Alte Weihnachtstradition werden vielerorts nicht mehr gelebt, oder sind in Vergessenheit geraten. Dennoch ist die Vorweihnachtszeit und die Tradition von früher bei der heute 67-jährigen Lucie Schulte-Kellinghaus immer noch in lebhafter Erinnerung und an die sie sich gerne erinnert.

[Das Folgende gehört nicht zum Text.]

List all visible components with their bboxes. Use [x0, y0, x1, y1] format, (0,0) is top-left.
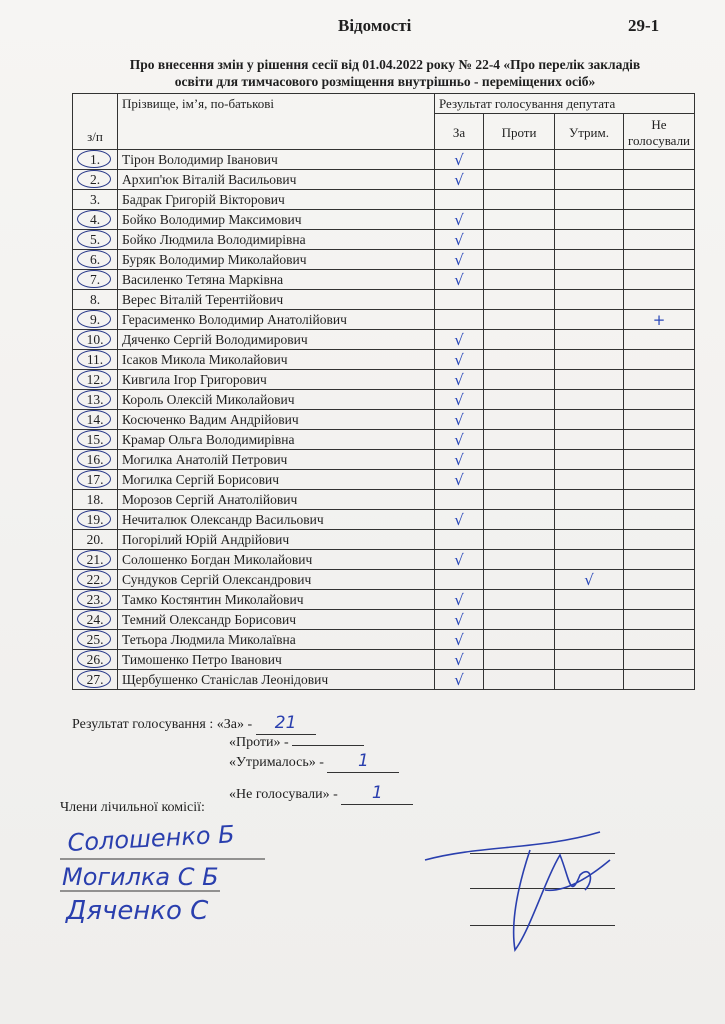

Als Kind durfte Lucie Schulte-Kellinghaus, wenn sie lieb war, einen Strohhalm in die Krippe legen,
Als Kind durfte Lucie Schulte-Kellinghaus, wenn sie lieb war, einen Strohhalm in die Krippe legen.

Damals, sprich Anfang der 50-ziger Jahre, schmückte ein selbstgebundener Adventskranz mit vier Kerzen die Wohnung auf dem Hof Kempkens. „Mehr Schmuck hatten wir nicht, denn für uns war die Adventszeit so etwas wie Fastenzeit und die Vorbereitung für uns Kinder auf das große Fest.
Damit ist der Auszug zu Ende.